Baignade sauvage dans le Rhône : contrôles renforcés et campagne de sensibilisation
L'État, la Ville de Lyon, VNF et le SDMIS 69 unissent leurs forces pour la campagne #CoulePasTonÉté, alors que le Rhône est le département le plus touché par les noyades en Auvergne-Rhône-Alpes.
Face aux dangers de la baignade sauvage, une opération conjointe de prévention et de contrôle a été lancée ce début juillet. Le 1er juillet, une opération terrain s'est tenue au Grand Parc Miribel-Jonage, en présence de la sous-préfète Anne Laybourne.
L’essentiel
- Campagne #CoulePasTonÉté : L’État, VNF, le SDMIS 69 et la Police nationale se mobilisent contre la baignade sauvage dans le Rhône et la Saône.
- Bilan 2025 : 114 noyades accidentelles en Auvergne-Rhône-Alpes, dont 40 décès.
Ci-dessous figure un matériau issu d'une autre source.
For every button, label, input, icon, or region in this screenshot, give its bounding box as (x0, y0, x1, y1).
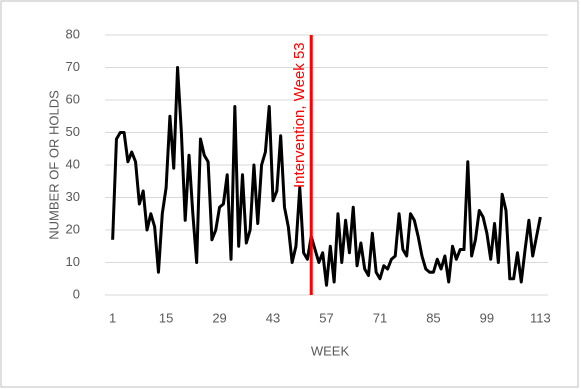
x-tick-label: 85 (426, 310, 440, 325)
y-tick-label: 20 (66, 221, 80, 236)
x-tick-label: 71 (373, 310, 387, 325)
y-tick-label: 10 (66, 254, 80, 269)
x-tick-label: 29 (212, 310, 226, 325)
y-tick-label: 0 (73, 286, 80, 301)
x-axis-label: WEEK (311, 343, 350, 358)
x-tick-label: 57 (319, 310, 333, 325)
y-tick-label: 50 (66, 124, 80, 139)
intervention-label: Intervention, Week 53 (291, 42, 308, 188)
data-line (111, 66, 542, 287)
x-tick-label: 1 (109, 310, 116, 325)
y-tick-label: 30 (66, 189, 80, 204)
y-axis-label: NUMBER OF OR HOLDS (46, 90, 61, 240)
y-tick-label: 70 (66, 59, 80, 74)
x-tick-label: 15 (159, 310, 173, 325)
y-tick-label: 80 (66, 26, 80, 41)
x-tick-label: 43 (266, 310, 280, 325)
x-tick-label: 99 (480, 310, 494, 325)
y-tick-label: 60 (66, 91, 80, 106)
y-tick-label: 40 (66, 156, 80, 171)
x-tick-label: 113 (530, 310, 551, 325)
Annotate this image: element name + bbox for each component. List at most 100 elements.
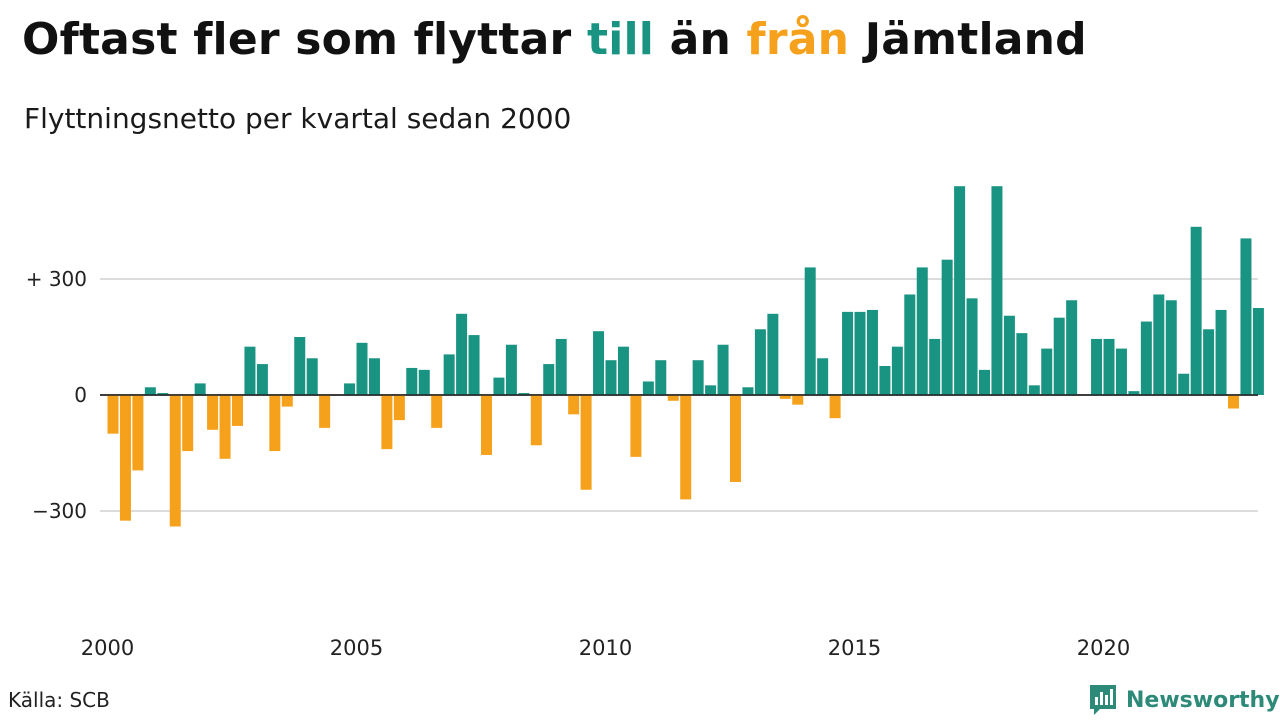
- bar: [630, 395, 642, 457]
- newsworthy-logo-icon: [1090, 685, 1116, 715]
- bar: [132, 395, 144, 471]
- brand-name: Newsworthy: [1126, 687, 1280, 713]
- bar: [443, 354, 455, 395]
- bar: [580, 395, 592, 490]
- bar: [568, 395, 580, 415]
- x-tick-label: 2010: [579, 636, 632, 660]
- bar: [306, 358, 318, 395]
- bar: [754, 329, 766, 395]
- bar: [232, 395, 243, 426]
- bar: [941, 259, 953, 395]
- bar: [1140, 321, 1152, 395]
- bar: [667, 395, 679, 401]
- bar: [269, 395, 281, 452]
- y-tick-label: + 300: [26, 267, 87, 291]
- bar: [680, 395, 692, 500]
- bar: [605, 360, 617, 395]
- bar: [493, 377, 505, 395]
- bar: [1165, 300, 1177, 395]
- bar: [966, 298, 978, 395]
- bar: [792, 395, 804, 405]
- bar: [705, 385, 717, 395]
- bar: [256, 364, 268, 395]
- title-part-1: Oftast fler som flyttar: [22, 14, 587, 65]
- bar: [456, 313, 468, 395]
- bar: [779, 395, 791, 399]
- bar: [244, 346, 256, 395]
- bar: [194, 383, 206, 395]
- bar: [144, 387, 156, 395]
- bar: [1153, 294, 1165, 395]
- bar: [692, 360, 704, 395]
- x-tick-label: 2005: [330, 636, 383, 660]
- bar: [1028, 385, 1040, 395]
- bar: [979, 369, 990, 395]
- bar: [1066, 300, 1078, 395]
- bar: [593, 331, 605, 395]
- y-tick-label: −300: [32, 499, 87, 523]
- bar: [381, 395, 393, 450]
- title-part-2: än: [654, 14, 747, 65]
- bar: [207, 395, 219, 430]
- bar: [904, 294, 916, 395]
- bar: [1252, 308, 1264, 395]
- x-tick-label: 2015: [828, 636, 881, 660]
- bar: [916, 267, 928, 395]
- bar: [505, 344, 517, 395]
- bar: [767, 313, 779, 395]
- bar: [1203, 329, 1215, 395]
- bar: [319, 395, 331, 428]
- bar: [891, 346, 903, 395]
- bar: [842, 311, 854, 395]
- bar: [1115, 348, 1127, 395]
- bar-chart: + 300 0 −300 2000 2005 2010 2015 2020: [26, 186, 1264, 660]
- x-tick-label: 2000: [81, 636, 134, 660]
- bar: [717, 344, 729, 395]
- bar: [530, 395, 542, 446]
- bar: [929, 338, 941, 395]
- bar: [169, 395, 181, 527]
- bar: [1016, 333, 1028, 395]
- bar: [1190, 226, 1202, 395]
- bar: [742, 387, 754, 395]
- bar: [879, 366, 891, 395]
- bar: [481, 395, 492, 455]
- bar: [1053, 317, 1065, 395]
- bar: [1103, 338, 1115, 395]
- bar: [1178, 373, 1190, 395]
- bar: [119, 395, 131, 521]
- bar: [1003, 315, 1015, 395]
- bar: [182, 395, 194, 452]
- bar: [368, 358, 380, 395]
- bar: [866, 309, 878, 395]
- bar: [817, 358, 829, 395]
- x-tick-label: 2020: [1077, 636, 1130, 660]
- title-part-3: Jämtland: [849, 14, 1087, 65]
- bar: [991, 186, 1003, 395]
- bar: [468, 335, 480, 395]
- bar: [518, 393, 530, 395]
- bar: [854, 311, 866, 395]
- source-note: Källa: SCB: [8, 688, 110, 712]
- title-highlight-till: till: [586, 14, 655, 65]
- bar: [393, 395, 405, 421]
- bar: [431, 395, 443, 428]
- bar: [642, 381, 654, 395]
- bar: [543, 364, 555, 395]
- chart-title: Oftast fler som flyttar till än från Jäm…: [22, 14, 1087, 65]
- bar: [344, 383, 356, 395]
- chart-subtitle: Flyttningsnetto per kvartal sedan 2000: [24, 102, 572, 135]
- bar: [829, 395, 841, 419]
- bar: [617, 346, 629, 395]
- bar: [1228, 395, 1239, 409]
- bar: [157, 393, 169, 395]
- bar: [406, 367, 418, 395]
- bar: [219, 395, 231, 459]
- brand-logo[interactable]: Newsworthy: [1088, 683, 1280, 717]
- bar: [1041, 348, 1053, 395]
- bar: [954, 186, 966, 395]
- bar: [1091, 338, 1103, 395]
- bar: [294, 337, 306, 395]
- bar: [655, 360, 667, 395]
- bar: [1215, 309, 1227, 395]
Le Rhône est le département le plus touché avec 27 noyades.
- Opération terrain : Le 1er juillet 2026, la sous-préfète Anne Laybourne a supervisé un contrôle au Grand Parc Miribel-Jonage.
- Interdiction en vigueur : La baignade reste interdite dans le Rhône et la Saône à Lyon en raison des courants et de l’absence de surveillance sanitaire.
Une campagne inter-institutions contre la baignade sauvage
La préfecture du Rhône, Voies navigables de France (VNF), le Service départemental-métropolitain d’incendie et de secours (SDMIS 69) et la Police nationale ont lancé la campagne #CoulePasTonÉté. L’objectif : prévenir les noyades dans le Rhône et la Saône, où la baignade est formellement interdite. Selon la préfecture, non vérifiable : aucune source ne confirme ce chiffre.
Cette campagne nationale, initiée par VNF en 2024, cible particulièrement les jeunes. Les adolescents et jeunes adultes constituent en effet la majorité des victimes de baignade sauvage, attirés par les berges du Rhône et de la Saône par forte chaleur. Les supports de sensibilisation rappellent les risques : courants violents, perte d’orientation sous l’eau, hypothermie et absence de surveillance médicale.
Un bilan régional préoccupant
Selon l’ARS Auvergne-Rhône-Alpes, 114 noyades accidentelles ont été recensées dans la région à l’été 2025, un chiffre stable par rapport à 2024. Sur ce total, 40 personnes ont perdu la vie. Le département du Rhône est le plus touché, avec 27 noyades sur son territoire.
En juin 2025, un jeune homme de 25 ans s’est noyé dans le lac du Grand Parc Miribel-Jonage, un site pourtant surveillé. Ce drame a renforcé la détermination des autorités à intensifier la prévention et les contrôles.
Opération de contrôle au Grand Parc Miribel-Jonage
Le 1er juillet 2026, la sous-préfète du Rhône, Anne Laybourne, s’est rendue au Grand Parc Miribel-Jonage pour superviser une opération conjointe de contrôle anti-noyade. Policiers nationaux, agents de VNF et sapeurs-pompiers du SDMIS 69 étaient mobilisés pour rappeler l’interdiction de baignade en dehors des zones autorisées et verbaliser les contrevenants.
Ce lieu est un point chaud de la baignade sauvage. Malgré les panneaux et les arrêtés municipaux, de nombreux baigneurs ignorent les risques. Les forces de l’ordre ont procédé à des rappels à l’ordre et quelques verbalisations, selon les informations recueillies sur place.
Contexte dans le Rhône
Le département du Rhône compte environ 1,9 million d’habitants, dont la majeure partie concentrée dans la métropole lyonnaise. Les cours d’eau urbains (Rhône, Saône) attirent les promeneurs mais présentent des dangers spécifiques : courants puissants, variations brutales de débit liées aux barrages, pollution et absence totale de surveillance de baignade. Le SDMIS 69 dispose de moyens nautiques renforcés, notamment le bateau polyvalent RIZE mis en service à Givors en 2024. Malgré ces équipements, le nombre d’interventions reste élevé chaque été.
L’ARS classe le Rhône comme département prioritaire pour la prévention des noyades. Les campagnes comme #CoulePasTonÉté visent à inverser la tendance, mais les autorités constatent que les comportements à risque persistent, surtout lors des épisodes de canicule.
Des contrôles qui vont se poursuivre
La préfecture indique que des opérations de ce type seront reconduites tout au long de l’été, en particulier aux abords du Rhône, de la Saône et des plans d’eau du département. Les forces de l’ordre appellent les habitants et les touristes à respecter les arrêtés d’interdiction et à privilégier les piscines et plages surveillées. La campagne #CoulePasTonÉté se déploie sur les réseaux sociaux et via des affichages dans les transports en commun lyonnais.